Member of the Legislative Assembly of Alberta
- In office 1993–2004
- Succeeded by: Bharat Agnihotri
- Constituency: Edmonton Ellerslie

Personal details
- Born: April 5, 1957 (age 69) Cereal, Alberta, Canada
- Party: Alberta Liberal Party
- Spouse: Mike Percy
- Education: Athabasca University
- Occupation: Businesswoman

= Debby Carlson =

Canadian politician

Debby Carlson (born April 5, 1957) is a former Liberal MLA in Alberta, who represented the electoral district of Edmonton Ellerslie from 1993 to 2004.
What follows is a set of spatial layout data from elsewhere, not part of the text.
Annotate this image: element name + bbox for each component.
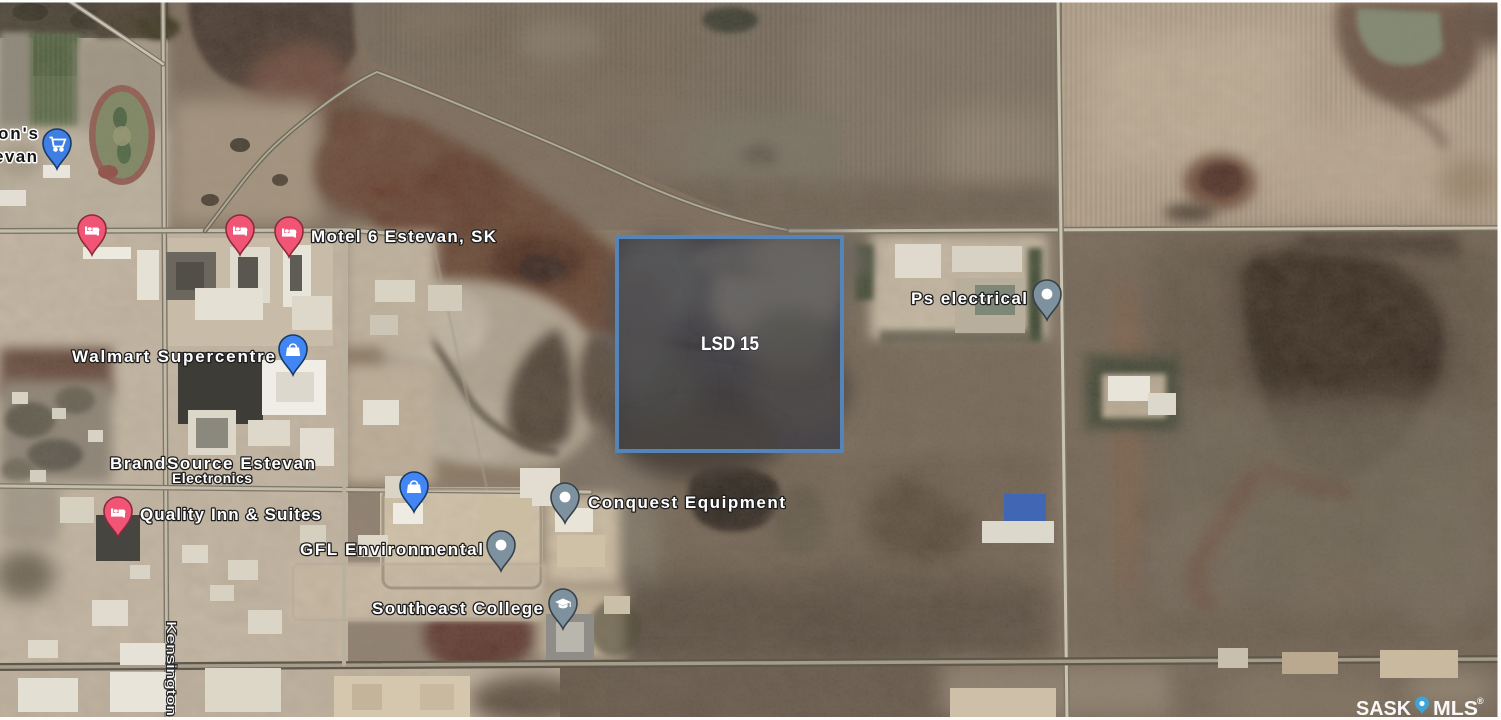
svg-text:®: ® — [1477, 696, 1484, 706]
svg-text:LSD 15: LSD 15 — [701, 334, 759, 355]
svg-text:SASK: SASK — [1356, 697, 1411, 720]
svg-text:Quality Inn & Suites: Quality Inn & Suites — [140, 505, 321, 524]
svg-text:Conquest Equipment: Conquest Equipment — [588, 493, 785, 512]
svg-text:on's: on's — [0, 124, 38, 143]
svg-text:Walmart Supercentre: Walmart Supercentre — [72, 347, 275, 366]
svg-text:GFL Environmental: GFL Environmental — [300, 540, 483, 559]
svg-text:Southeast College: Southeast College — [372, 599, 543, 618]
svg-text:evan: evan — [0, 147, 37, 166]
svg-text:Electronics: Electronics — [172, 470, 252, 486]
svg-text:Motel 6 Estevan, SK: Motel 6 Estevan, SK — [311, 227, 497, 246]
svg-text:Ps electrical: Ps electrical — [911, 289, 1027, 308]
svg-text:MLS: MLS — [1433, 697, 1478, 720]
svg-text:Kensington: Kensington — [164, 621, 179, 716]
Carlson won her seat in southeast Edmonton's Ellerslie area, and held it in the 1993, 1997, and 2001 elections until 2004 when she won a highly contested federal Liberal Party nomination in the Edmonton Strathcona riding. In 2004, Carlson was unsuccessful in her campaign against Conservative incumbent Rahim Jaffer, where she placed second. She was Deputy Leader of the Opposition and was once a star player in the Alberta Liberal Party, but then took a position as environmental critic.

She is married to Mike Percy, the former Liberal MLA for Edmonton-Whitemud (1993–1997), and Dean of the Alberta School of Business at the University of Alberta.